Shirley Hughes, chair of JCSU’s Presidential Search Committee, said Armbrister’s experience across several sectors helped him stand out among the candidates. “His varied background in education, finance, government and law brings an exceptionally broad lens to the increasingly complex demands of...higher education today,” Hughes said in a statement.
Armbrister’s leadership experience includes time in the School District of Philadelphia and senior administrative positions at Temple University and Johns Hopkins University.
JCSU has struggled financially in recent years, including accusations that the school had a significant cash-flow problem.
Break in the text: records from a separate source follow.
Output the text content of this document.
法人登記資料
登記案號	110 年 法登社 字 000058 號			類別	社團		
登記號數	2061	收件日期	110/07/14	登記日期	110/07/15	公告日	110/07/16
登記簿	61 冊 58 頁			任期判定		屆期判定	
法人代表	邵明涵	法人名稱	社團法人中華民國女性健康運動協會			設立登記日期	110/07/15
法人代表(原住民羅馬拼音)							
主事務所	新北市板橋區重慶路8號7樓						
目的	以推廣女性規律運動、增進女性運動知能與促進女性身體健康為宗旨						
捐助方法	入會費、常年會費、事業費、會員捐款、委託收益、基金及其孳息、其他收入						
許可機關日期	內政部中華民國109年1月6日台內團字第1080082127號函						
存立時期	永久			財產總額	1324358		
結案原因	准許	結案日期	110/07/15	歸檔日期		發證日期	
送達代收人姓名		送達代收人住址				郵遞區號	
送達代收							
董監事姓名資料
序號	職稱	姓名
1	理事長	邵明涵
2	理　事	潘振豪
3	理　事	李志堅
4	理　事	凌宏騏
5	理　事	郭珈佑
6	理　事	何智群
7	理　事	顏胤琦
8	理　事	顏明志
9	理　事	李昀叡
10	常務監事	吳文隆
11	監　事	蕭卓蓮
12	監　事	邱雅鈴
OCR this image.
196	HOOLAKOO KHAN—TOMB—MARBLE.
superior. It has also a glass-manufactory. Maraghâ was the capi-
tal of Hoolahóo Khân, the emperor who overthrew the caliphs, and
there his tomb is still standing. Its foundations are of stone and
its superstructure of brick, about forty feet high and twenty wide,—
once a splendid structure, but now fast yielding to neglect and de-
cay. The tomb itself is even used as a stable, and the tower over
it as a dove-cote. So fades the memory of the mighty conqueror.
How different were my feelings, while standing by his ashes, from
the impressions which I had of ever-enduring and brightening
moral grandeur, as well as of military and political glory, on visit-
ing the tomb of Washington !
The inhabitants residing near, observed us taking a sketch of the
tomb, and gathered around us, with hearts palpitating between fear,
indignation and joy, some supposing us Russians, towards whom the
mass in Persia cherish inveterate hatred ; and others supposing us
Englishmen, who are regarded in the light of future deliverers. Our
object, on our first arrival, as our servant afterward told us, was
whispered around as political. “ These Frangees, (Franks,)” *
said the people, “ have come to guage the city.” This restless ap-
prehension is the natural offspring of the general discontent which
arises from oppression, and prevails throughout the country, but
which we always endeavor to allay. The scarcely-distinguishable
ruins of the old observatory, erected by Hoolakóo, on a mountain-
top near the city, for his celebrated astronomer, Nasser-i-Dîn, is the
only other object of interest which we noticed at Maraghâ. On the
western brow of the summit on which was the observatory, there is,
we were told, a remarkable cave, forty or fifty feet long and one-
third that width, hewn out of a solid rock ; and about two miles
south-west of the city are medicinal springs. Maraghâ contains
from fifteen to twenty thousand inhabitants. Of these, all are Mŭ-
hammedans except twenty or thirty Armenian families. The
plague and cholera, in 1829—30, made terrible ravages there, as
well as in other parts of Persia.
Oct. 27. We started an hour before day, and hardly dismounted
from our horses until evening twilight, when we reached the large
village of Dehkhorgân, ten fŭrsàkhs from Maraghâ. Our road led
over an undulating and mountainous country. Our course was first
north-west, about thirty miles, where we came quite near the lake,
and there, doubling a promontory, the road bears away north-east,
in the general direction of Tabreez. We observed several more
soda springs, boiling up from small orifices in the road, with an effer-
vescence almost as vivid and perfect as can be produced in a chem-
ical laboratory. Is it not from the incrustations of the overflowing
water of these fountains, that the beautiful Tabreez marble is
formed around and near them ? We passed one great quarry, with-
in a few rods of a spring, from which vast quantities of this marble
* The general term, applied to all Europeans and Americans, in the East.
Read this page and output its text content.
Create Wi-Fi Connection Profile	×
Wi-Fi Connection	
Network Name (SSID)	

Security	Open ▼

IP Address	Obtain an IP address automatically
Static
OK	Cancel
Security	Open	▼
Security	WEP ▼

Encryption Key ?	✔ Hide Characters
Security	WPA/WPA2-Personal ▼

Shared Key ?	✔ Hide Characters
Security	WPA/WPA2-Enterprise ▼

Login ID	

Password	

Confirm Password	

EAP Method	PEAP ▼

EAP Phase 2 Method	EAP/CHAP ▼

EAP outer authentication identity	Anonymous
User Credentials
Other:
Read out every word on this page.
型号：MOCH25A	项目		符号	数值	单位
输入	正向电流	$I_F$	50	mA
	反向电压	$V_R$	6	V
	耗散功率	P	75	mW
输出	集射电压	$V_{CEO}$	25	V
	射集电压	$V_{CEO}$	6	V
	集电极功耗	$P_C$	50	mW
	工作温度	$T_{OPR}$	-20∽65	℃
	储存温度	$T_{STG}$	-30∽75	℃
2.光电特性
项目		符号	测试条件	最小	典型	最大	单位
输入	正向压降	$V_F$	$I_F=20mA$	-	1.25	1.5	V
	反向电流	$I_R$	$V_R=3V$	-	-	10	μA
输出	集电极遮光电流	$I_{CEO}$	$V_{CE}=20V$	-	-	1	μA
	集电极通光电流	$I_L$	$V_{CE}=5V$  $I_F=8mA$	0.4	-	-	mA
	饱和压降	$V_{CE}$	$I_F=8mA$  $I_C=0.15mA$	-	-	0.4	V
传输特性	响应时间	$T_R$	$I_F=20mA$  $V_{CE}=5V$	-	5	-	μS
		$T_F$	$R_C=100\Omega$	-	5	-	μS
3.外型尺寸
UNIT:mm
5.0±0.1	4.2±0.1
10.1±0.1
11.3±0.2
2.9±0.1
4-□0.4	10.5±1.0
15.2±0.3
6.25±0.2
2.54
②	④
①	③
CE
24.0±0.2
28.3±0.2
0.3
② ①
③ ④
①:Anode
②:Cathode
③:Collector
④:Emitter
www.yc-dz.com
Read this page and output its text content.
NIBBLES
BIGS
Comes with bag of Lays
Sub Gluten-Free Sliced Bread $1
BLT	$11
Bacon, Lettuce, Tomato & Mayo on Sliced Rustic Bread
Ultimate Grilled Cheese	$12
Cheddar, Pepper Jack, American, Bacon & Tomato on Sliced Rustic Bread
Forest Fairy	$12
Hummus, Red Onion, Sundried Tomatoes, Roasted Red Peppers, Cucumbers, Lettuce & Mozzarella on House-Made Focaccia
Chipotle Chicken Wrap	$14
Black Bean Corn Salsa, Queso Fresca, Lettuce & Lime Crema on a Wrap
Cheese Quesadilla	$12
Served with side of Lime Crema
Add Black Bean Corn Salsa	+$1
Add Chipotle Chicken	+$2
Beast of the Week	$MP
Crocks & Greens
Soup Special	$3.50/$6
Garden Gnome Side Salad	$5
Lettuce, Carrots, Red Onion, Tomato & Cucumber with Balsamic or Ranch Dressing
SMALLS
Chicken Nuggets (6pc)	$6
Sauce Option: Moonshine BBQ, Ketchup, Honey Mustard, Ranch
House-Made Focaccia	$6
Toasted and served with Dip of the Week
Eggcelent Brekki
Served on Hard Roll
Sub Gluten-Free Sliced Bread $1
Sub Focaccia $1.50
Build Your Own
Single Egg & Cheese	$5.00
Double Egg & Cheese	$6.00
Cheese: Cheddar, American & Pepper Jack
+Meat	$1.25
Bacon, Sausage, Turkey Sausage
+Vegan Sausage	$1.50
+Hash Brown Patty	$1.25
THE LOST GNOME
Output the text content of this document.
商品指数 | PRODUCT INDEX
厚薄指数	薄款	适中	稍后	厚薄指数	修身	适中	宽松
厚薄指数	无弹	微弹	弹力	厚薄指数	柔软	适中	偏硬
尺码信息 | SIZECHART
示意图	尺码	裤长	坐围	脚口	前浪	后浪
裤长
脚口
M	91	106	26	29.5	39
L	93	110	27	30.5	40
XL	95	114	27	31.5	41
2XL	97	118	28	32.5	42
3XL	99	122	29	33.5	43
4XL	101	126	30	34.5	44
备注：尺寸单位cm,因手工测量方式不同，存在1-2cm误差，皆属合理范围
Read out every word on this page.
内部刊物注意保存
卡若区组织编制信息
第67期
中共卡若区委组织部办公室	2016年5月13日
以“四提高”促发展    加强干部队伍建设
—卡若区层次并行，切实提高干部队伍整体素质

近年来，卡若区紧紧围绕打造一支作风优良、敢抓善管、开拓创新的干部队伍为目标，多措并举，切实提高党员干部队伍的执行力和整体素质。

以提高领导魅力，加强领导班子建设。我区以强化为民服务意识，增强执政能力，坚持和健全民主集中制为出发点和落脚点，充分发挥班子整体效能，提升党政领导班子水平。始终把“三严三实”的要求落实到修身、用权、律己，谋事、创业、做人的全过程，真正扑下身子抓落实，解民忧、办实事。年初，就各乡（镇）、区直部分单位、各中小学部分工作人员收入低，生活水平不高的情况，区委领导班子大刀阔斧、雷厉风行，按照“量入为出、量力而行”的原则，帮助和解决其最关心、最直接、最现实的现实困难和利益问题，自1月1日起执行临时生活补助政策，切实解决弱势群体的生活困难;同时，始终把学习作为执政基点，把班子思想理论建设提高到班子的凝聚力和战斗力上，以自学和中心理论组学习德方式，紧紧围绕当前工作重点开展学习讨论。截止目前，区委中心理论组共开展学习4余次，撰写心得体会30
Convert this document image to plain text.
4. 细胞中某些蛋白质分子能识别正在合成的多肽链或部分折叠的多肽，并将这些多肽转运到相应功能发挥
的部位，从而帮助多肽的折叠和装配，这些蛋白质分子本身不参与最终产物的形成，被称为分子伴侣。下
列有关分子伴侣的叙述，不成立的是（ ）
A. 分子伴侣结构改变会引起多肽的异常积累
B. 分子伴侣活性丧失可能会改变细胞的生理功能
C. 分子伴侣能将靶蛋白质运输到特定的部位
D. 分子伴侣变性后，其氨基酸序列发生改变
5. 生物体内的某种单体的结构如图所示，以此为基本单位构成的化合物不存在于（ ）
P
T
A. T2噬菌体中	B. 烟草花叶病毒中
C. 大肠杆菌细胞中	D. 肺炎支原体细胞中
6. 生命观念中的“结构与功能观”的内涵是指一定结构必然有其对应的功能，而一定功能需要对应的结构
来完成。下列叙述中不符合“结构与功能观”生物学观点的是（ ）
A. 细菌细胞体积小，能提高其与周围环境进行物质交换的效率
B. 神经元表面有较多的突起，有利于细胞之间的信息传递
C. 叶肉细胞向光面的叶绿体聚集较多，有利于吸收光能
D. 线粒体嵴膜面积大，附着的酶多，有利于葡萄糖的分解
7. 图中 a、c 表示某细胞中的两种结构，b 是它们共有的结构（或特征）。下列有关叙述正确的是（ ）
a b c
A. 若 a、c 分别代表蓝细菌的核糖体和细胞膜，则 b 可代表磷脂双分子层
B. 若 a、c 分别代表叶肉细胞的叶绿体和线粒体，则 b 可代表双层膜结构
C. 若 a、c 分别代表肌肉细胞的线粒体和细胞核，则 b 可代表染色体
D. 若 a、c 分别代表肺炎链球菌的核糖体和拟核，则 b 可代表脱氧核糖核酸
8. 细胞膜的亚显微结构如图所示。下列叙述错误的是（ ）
In 2015, a former trustee petitioned to have Carter removed as president, raising questions about his business savvy and leadership skills.
Documents filed with the Internal Revenue Service showed a $7.5 million deficit for the fiscal year ending on June 30, 2014, and a $10 million deficit for the year ending on June 30, 2013. That stood in contrast to a $29 million surplus for the year ending on June 30, 2012.
The public scrutiny came eight months after the U.S. Department of Education placed the university on its “heightened cash monitoring” list of more than 550 colleges and universities.
JCSU was under federal order to pay back $1.8 million in student aid that auditors said the university received in violation of government regulations, Carter confirmed to the Observer last year. A report filed in 2015 by the U.S. Department of Education detailed “significant areas of noncompliance.”
Carter said last year that the financial aid department made mistakes during a period of transition several years ago and changes have been made to ensure they don’t happen again.
Finance, education background
Armbrister brings with him an expertise in finances, including tenure as executive vice president and chief operating officer at Temple University. There, he was responsible for $400 million in capital projects on several campuses.
In addition to his experience in elementary and secondary education at Girard College, Armbrister served as managing director for the School District of Philadelphia from 1996 to 1998. It was then the fourth largest school district in the United States with more than 215,000 students.
He also served as Philadelphia’s city treasurer from 1994 to 1996, and was chief of staff for former Philadelphia mayor Michael Nutter.
A native of Miami, Armbrister received a Bachelor of Arts degree in political science and in economics from the University of Pennsylvania. He earned his Juris Doctor degree from the University of Michigan Law School.
Armbrister’s wife, Denise, is a senior vice president with Wells Fargo Corp. and executive director of the Wells Fargo Regional Foundation and the Wells Fargo Regional Community Development Corp.
He and his wife have five children, including a daughter who is a graduate of Spelman College in Atlanta and a son who is a senior at North Carolina Central University.